I took the dog uphill
to the birch wood. All morning I did
the work I love.
At noon I lay down
with my mate. It might have been
otherwise.
We ate dinner at a
table with silver candlesticks. It
might have been otherwise.
I slept in a bed with
paintings on the walls, and planned another day just like this day.
But one day, I know,
it will be otherwise.”[1]
Sisters and brothers, gratitude is the only response we can make in the face of so much “otherwise.”
As important as gratitude is, we cannot stop there. Gratitude is a feeling, it is a kind of love, and like every kind of love, it can only reach its fullness when it is expressed. Thus the feeling of gratitude needs the act of thanks giving just as the feeling of love can only be completed in the act of loving. Otherwise, no matter how good it feels, it is incomplete, unfinished and destined to fade away and be forgotten.

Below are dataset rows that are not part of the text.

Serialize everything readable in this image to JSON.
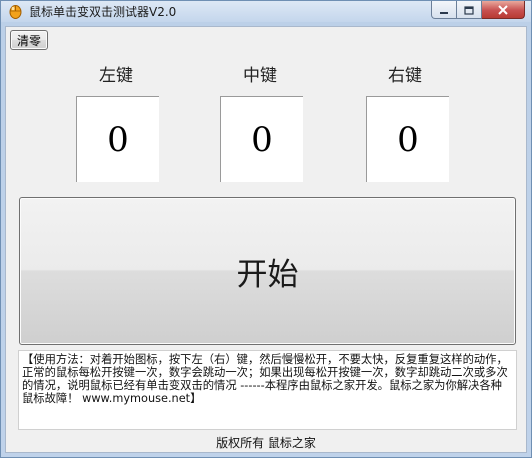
{
  "window": {
    "title": "鼠标单击变双击测试器V2.0"
  },
  "toolbar": {
    "reset_label": "清零"
  },
  "keys": [
    {
      "label": "左键",
      "count": "0"
    },
    {
      "label": "中键",
      "count": "0"
    },
    {
      "label": "右键",
      "count": "0"
    }
  ],
  "start_button": {
    "label": "开始"
  },
  "instructions": {
    "text": "【使用方法：对着开始图标，按下左（右）键，然后慢慢松开，不要太快，反复重复这样的动作，正常的鼠标每松开按键一次，数字会跳动一次；如果出现每松开按键一次，数字却跳动二次或多次的情况，说明鼠标已经有单击变双击的情况 ------本程序由鼠标之家开发。鼠标之家为你解决各种鼠标故障！ www.mymouse.net】"
  },
  "footer": {
    "text": "版权所有 鼠标之家"
  },
  "colors": {
    "titlebar": "#c4d6ec",
    "close_button": "#c75050",
    "client_bg": "#f0f0f0"
  },
  "icons": {
    "app": "mouse-icon",
    "minimize": "minimize-icon",
    "maximize": "maximize-icon",
    "close": "close-icon"
  }
}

Gifts are meant be given. We are constantly given gifts that we have not earned and have done nothing to deserve – and when we stop to notice, when we feel gratitude wrap its soft arms around us like grandmother’s quilt – then we must give thanks, we must pass it on, giving of ourselves freely, and not only to the people we love, but to those we do not – to strangers, to the earth, even to nobody and nothing in particular. We must give in our gratitude, for when we do this everything and everyone is enriched by our giving, including us.

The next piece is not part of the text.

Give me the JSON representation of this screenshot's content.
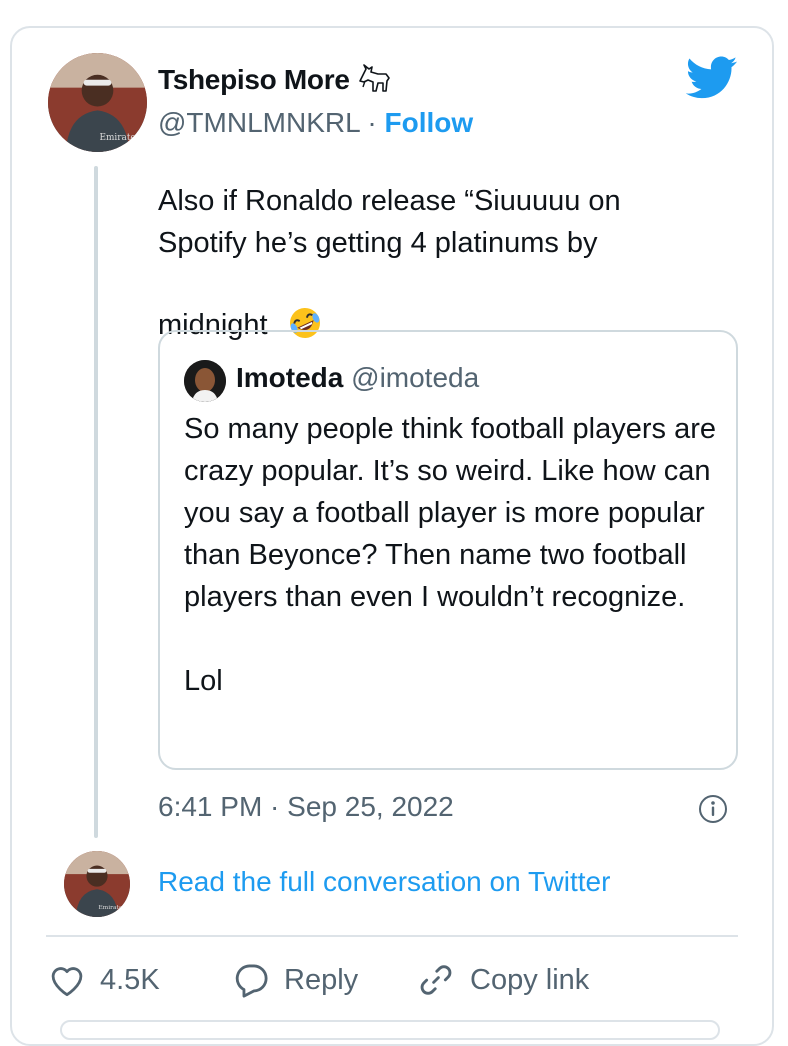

For as I’ve said before, when gratitude becomes the wellspring of your life it is like the powerful revolution of a waterwheel – you begin in gratitude and so you give in gratitude and in the act of giving you discover even more richness, even more to be grateful for - which in turn fills you up all over again, overflowing the banks of your heart and flowing through your hands into an aching and thirsty world.
This abundance is not ours, and yet it is here for us. This abundance is not ours, and yet it is ours to give.
Gratitude does not belong to the accountants, it’s not to be measured out quid pro quo and balanced on a ledger somewhere. Gratitude is an orientation, a way of living life.
So let us count our blessings, every single one. And for every blessing, as our hearts overflow and the great wheel turns – let us give thanks, let us give something of ourselves in offering, in acknowledgement, in prayer. If you notice something you are grateful for once a day, then give thanks once a day – and if, after much practice, you find yourself finding things to be grateful for all day long – then give thanks all day long!
'Tis
the gift to be simple, 'tis the gift to be free,
'Tis
the gift to come down where we ought to be,
And
when we find ourselves in the place just right,
'Twill
be in the valley of love and delight.
When
true simplicity is gain'd,
To
bow and to bend we shan't be asham'd,
To
turn, turn will be our delight,
Till
by turning, turning we come round right.
Amen.
[1] Thanks to the Rev. Robin Landerman Zucker for introducing me to this poem in her sermon, “Otherwise.”